2011 Haziran ayında yayınlanan ve ev hanımı/yazar E. L. James’in Atlantik Okyanusu kadar geniş hayal gücünün ürünü olan 50 Shades üçlemesinin ilki 50 Shades of Grey’in beyaz perdeyle buluşması için büyük bir sabırsızlıkla geri sayım yapıyoruz. Halihazırda şafak 10; ancak “Şafak doğan güneş” diyeceğimiz gün hiç gelmeyecekmiş gibi hissediyoruz. Hafta sonunu iki tekila shot arasında geçermiş gibi hissettiren, Pazartesi ile Cuma arasındaki günleri ise yavaş çekimde tekrar tekrar oynatan İzafiyet Teorisi yine yapacağını yapıyor ve bize Çin işkencesi yaşatıyor.
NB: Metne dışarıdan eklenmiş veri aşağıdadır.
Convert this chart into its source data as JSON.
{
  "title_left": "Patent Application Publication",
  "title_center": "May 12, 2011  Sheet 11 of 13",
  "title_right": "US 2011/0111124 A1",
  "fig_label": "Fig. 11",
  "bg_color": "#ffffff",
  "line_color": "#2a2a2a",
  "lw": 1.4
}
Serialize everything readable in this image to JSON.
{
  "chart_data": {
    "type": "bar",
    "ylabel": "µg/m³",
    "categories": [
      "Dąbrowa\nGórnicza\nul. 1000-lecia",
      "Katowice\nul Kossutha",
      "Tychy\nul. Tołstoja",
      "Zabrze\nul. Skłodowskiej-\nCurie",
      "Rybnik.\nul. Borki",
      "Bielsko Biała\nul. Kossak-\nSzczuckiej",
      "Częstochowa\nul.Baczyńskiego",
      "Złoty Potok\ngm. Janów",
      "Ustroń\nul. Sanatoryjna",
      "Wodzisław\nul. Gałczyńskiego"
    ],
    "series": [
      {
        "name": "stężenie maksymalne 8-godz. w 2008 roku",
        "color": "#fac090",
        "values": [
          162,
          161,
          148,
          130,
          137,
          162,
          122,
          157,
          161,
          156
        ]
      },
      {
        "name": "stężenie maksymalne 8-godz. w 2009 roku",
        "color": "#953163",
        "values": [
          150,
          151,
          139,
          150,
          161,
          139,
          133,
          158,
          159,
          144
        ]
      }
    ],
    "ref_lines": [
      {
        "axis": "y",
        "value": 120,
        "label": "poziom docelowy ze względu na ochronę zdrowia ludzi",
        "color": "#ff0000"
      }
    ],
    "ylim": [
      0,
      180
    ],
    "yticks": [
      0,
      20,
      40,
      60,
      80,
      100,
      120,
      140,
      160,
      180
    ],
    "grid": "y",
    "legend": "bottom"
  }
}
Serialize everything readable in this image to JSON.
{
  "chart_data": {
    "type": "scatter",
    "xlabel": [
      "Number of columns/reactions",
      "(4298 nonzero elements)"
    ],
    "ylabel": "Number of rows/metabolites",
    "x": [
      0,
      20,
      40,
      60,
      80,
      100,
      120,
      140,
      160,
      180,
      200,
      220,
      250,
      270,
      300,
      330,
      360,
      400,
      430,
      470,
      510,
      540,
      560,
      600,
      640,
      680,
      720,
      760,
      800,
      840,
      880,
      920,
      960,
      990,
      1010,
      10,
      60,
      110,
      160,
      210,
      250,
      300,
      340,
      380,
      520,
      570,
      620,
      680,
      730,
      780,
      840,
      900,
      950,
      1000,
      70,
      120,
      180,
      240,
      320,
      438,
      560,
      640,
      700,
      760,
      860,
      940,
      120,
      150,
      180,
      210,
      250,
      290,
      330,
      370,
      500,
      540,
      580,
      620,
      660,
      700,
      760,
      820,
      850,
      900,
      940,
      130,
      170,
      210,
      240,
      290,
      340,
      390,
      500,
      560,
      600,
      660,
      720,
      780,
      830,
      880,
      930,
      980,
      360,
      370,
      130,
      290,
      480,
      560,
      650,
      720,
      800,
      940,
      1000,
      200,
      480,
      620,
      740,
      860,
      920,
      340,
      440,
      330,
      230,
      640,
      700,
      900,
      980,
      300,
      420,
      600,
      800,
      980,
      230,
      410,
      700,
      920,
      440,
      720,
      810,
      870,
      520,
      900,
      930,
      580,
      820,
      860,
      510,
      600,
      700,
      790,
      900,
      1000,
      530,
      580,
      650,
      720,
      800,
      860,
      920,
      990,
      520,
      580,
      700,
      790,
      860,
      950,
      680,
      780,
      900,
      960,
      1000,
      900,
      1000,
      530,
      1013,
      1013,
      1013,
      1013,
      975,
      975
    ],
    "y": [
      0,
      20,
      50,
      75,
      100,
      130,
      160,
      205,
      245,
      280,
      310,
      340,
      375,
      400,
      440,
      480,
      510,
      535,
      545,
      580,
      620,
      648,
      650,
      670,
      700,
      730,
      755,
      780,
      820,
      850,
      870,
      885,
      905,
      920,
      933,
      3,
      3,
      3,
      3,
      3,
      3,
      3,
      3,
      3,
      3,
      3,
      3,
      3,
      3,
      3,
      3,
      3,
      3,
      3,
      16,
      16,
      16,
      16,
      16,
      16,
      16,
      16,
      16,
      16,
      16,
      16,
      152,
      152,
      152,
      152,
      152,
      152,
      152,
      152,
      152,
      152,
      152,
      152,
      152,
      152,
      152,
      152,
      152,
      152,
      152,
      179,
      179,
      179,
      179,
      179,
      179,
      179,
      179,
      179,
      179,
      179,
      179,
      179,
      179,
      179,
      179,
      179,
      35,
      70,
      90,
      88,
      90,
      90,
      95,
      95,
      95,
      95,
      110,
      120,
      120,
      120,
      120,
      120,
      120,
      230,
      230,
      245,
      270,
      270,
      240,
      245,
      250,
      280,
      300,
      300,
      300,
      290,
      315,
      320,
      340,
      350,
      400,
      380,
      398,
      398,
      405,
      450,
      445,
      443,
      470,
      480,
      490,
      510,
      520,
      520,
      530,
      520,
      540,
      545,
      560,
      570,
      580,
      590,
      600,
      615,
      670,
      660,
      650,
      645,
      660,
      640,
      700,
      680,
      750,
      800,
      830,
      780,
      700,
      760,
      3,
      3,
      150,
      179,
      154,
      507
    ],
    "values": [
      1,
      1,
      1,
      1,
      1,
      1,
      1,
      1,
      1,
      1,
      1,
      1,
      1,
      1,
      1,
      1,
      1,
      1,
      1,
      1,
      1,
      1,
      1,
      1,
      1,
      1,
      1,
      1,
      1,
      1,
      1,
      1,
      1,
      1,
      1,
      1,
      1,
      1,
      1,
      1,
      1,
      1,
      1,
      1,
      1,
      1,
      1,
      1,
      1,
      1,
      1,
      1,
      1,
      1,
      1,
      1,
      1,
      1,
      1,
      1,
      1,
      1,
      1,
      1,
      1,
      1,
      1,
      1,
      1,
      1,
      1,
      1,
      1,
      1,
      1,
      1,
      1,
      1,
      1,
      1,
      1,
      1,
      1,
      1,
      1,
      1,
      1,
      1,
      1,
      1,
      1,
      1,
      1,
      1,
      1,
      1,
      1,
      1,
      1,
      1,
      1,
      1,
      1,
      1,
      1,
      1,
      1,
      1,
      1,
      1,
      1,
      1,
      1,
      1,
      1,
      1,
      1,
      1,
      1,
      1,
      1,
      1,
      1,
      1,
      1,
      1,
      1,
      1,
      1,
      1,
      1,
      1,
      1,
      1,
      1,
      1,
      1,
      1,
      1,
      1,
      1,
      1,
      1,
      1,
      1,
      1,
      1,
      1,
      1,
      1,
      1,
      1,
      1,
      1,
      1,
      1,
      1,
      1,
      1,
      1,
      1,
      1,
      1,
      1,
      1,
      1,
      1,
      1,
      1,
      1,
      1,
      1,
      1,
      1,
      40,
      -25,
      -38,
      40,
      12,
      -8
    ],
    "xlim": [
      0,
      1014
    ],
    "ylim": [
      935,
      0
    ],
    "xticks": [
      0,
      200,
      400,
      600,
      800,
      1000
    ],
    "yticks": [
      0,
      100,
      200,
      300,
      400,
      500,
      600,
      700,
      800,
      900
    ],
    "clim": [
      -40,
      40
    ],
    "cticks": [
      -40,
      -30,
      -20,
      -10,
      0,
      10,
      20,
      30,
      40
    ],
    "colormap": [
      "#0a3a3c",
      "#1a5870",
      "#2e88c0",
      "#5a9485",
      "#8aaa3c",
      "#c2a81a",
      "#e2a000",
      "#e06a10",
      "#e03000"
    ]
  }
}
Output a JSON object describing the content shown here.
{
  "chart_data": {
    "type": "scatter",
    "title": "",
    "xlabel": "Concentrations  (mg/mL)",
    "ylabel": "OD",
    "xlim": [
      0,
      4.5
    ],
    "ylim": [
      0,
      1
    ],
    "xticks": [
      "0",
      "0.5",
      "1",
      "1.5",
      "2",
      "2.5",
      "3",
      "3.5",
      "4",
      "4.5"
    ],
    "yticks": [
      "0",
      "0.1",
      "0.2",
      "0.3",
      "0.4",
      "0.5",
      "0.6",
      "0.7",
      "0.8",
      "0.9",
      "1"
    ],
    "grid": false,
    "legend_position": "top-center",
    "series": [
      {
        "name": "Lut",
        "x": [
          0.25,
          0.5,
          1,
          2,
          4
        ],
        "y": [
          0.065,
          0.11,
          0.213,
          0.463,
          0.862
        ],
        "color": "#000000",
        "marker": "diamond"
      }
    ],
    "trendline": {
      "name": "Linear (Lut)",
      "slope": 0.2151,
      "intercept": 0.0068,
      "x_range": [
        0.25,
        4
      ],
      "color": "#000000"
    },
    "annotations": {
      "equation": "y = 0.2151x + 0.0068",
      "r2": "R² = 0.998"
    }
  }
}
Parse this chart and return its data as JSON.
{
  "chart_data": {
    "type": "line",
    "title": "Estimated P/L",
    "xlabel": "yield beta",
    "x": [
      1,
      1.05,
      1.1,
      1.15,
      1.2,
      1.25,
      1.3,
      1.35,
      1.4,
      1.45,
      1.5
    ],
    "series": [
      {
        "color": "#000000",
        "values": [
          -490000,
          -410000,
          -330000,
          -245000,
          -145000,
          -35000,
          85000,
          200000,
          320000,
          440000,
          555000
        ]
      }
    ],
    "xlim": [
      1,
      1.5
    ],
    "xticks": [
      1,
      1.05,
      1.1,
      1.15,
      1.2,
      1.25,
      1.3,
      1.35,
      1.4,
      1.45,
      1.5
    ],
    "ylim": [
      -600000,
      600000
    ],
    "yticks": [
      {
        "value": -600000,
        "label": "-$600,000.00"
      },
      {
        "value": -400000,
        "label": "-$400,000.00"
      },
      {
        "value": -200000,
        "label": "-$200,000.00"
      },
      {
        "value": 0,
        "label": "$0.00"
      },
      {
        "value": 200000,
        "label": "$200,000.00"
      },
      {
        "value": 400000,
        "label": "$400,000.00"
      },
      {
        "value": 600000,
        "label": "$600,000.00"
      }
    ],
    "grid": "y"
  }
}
Yazın yayınlanan ve Beyonce’nin Crazy in Love şarkısının arzuya batırılmış versiyonuyla nabızları arttıran fragamanından beri yavaş yavaş Christian Grey’in dünyasına giriyoruz. Önce Grey’in Escala’nın çatı katındaki evine adım atıyoruz, sonra gri kravatlarla dolu gardırobundaki nizama hayran kalıyoruz ve adonis+trapezius kokteyli kaslarında sarhoş olduktan sonra da Kırmızı Acı Odası’nın yedek anahtarını istiyoruz. Ama Mr. Grey ile iki lafın belini kırma şerefine bir türlü nail olamıyoruz… Ta ki bugüne kadar!

Christian Grey, normalde asla adım atmayacağı hırdavat dükkanı Claytons’a giriyor ve konuşuyor. Evet, uzun uzun konuşuyor. Bugüne kadar yalnızca t-shirt’ünü çıkaran, gizemli tavırlar takınan ve ağzından en fazla iki kelime çıkan Christian Grey, Anastasia Rose Steele ile derin bir sohbete dalıyor. Christian Grey, Ana Steele’in tasavvur bile edemeyeceği fantezilere hizmet edecek bir alışveriş yapıyor. Sonra her şeyin başladığı o röportaj sahnesi geliyor. Grey, Steele’i Jane Austen kadınına benzetirken aşkın ilk tohumları filizleniyor ve sonra kamera Mr. Grey’in trapezius kaslarına zoom’luyor. Ortalık kızışıyor, yapılacak tek şey 10 gün daha beklemek oluyor.